The stars died off, the darkness came again, and then, far on in the night, the first gray streaks stretching along the east foretold the dawn. Over the confines of another night the soft daylight was breaking, but more utterly lonely, more void, more full of dread and foreboding, was the great waste of waters now that the striding light was chasing the curling mists than when the night was dead and darkness covered the sea. On one side of them no other object on the waters was visible until sky and ocean met in that great half-circle far away. On the other side was the land which they called home—from which they had fled, to which they dared not return.
Still not a breath of wind. The boat was drifting south. The men came up from below. The cold white face on the deck looked up at them, and at heaven. "We must put it away," said one, in a low murmur. "Aye," said another. Not a second word was spoken. A man went below and brought up an old sail. Two heavy iron weights, used for holding down the nets, were fetched up from the hold. There was no singing out. They took up what lay there cold and stiff, and wrapped it in the canvas, putting one of the weights at the head and another at the feet. Silently one man sat down with a sail-maker's needle and string, and began to stitch it up.

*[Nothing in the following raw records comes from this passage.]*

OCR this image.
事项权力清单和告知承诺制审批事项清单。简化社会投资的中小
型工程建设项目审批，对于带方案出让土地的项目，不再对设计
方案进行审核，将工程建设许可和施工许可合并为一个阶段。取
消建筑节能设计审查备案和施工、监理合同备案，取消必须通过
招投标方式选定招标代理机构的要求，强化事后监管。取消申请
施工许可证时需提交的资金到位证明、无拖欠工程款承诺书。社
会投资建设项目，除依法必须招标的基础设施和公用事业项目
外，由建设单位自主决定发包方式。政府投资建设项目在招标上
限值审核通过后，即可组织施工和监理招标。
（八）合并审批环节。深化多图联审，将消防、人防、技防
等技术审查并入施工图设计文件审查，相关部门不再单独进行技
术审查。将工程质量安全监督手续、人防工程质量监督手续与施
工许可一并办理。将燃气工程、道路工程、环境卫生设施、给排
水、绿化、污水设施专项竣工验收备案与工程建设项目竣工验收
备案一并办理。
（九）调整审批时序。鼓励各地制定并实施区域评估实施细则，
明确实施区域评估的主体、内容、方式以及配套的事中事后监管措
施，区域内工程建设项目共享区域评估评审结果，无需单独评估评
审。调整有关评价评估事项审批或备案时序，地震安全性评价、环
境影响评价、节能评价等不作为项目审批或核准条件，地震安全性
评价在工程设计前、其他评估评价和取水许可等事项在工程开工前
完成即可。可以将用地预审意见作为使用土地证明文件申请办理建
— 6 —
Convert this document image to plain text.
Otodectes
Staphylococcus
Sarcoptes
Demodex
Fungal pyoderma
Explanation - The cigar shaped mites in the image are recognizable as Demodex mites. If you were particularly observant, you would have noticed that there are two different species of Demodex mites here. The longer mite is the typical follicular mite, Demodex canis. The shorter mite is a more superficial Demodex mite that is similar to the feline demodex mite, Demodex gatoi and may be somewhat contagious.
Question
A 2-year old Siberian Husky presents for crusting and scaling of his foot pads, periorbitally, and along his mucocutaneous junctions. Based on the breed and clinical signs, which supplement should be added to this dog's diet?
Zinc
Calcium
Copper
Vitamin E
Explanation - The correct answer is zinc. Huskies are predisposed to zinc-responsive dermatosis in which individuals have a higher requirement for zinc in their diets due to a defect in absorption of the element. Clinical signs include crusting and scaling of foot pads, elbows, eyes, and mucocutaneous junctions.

"Will the string hold?" asked another; "is it strong enough?"
"It will last him this voyage out—it's a short one, poor fellow."
Awe and silence sat on the crew.
Danny, his eyes suffused with an unearthly light, watched their movements from the bow. When he was lifted aboard last night a dull, dense aching at his heart was all the consciousness he had, and then the world was dead to him. Later on a fluttering within him preceded the return of an agonizing sense. Had he not sent his uncle to perdition? That he had taken a warm human life; that Kisseck, who had been alive, lay dead a few feet away from him—this was as nothing to the horrible thought that his uncle, a hard man, a brutal man, a sinful man, had been sent by his hand, hot and unprepared, to an everlasting hell. "Oh, can this have happened?" his bewildered mind asked itself a thousand times, as it awoke as often from the half-dream of a stunned and paralyzed consciousness. Yes, it was true that such a thing had occurred. No, it was not a nightmare. He would never, never awake in the morning sunlight and smile to know that it was not true. No, no—true, true; true it was even until the day of judgment, and he and Kisseck stood once more face to face.
Danny watched the old man when he whispered into the dead ear the words of the mystic charm. He turned his eyes to the sinuous trail of light behind him. All night long he lay on deck with only the dead for company. He saw the other men, but did not speak to them. It was as though he himself were already a being of another world, and could hold no commerce with his kind.
He thought of Mona, and then his heart was near to breaking. With a dumb longing his eyes turned through the darkness toward the land. The boat that was sailing before the wind was carrying him away from her forever. To his spiritualized sense the water that divided them was as the river that would flow for all eternity between the blessed and the damned.
The last ray of hope was flying away. It had once visited him, like a gleam of sunlight, that though he might never clasp her hand on earth, in heaven she would yet be his, to love forever and ever. But now between them the great gulf was fixed.
When the gray dawn came in the east, Danny still lay in the bow, haggard and pale. The unearthly light that now fired his eyes was the first word of a fearful tale. A witch's Sabbath, a devil's revelry, had begun in his distracted brain. In a state of wild hallucination he saw his own spectre. It had gone into the body of Kisseck, and it was no longer his uncle but himself who lay there dead. He was cold; his face was white, and it stared straight up at the sky. He watched with quick eyes the movements of the crew. He saw them bring up the canvas and the weights. He knew what they were going to do; they were going to bury him in the sea.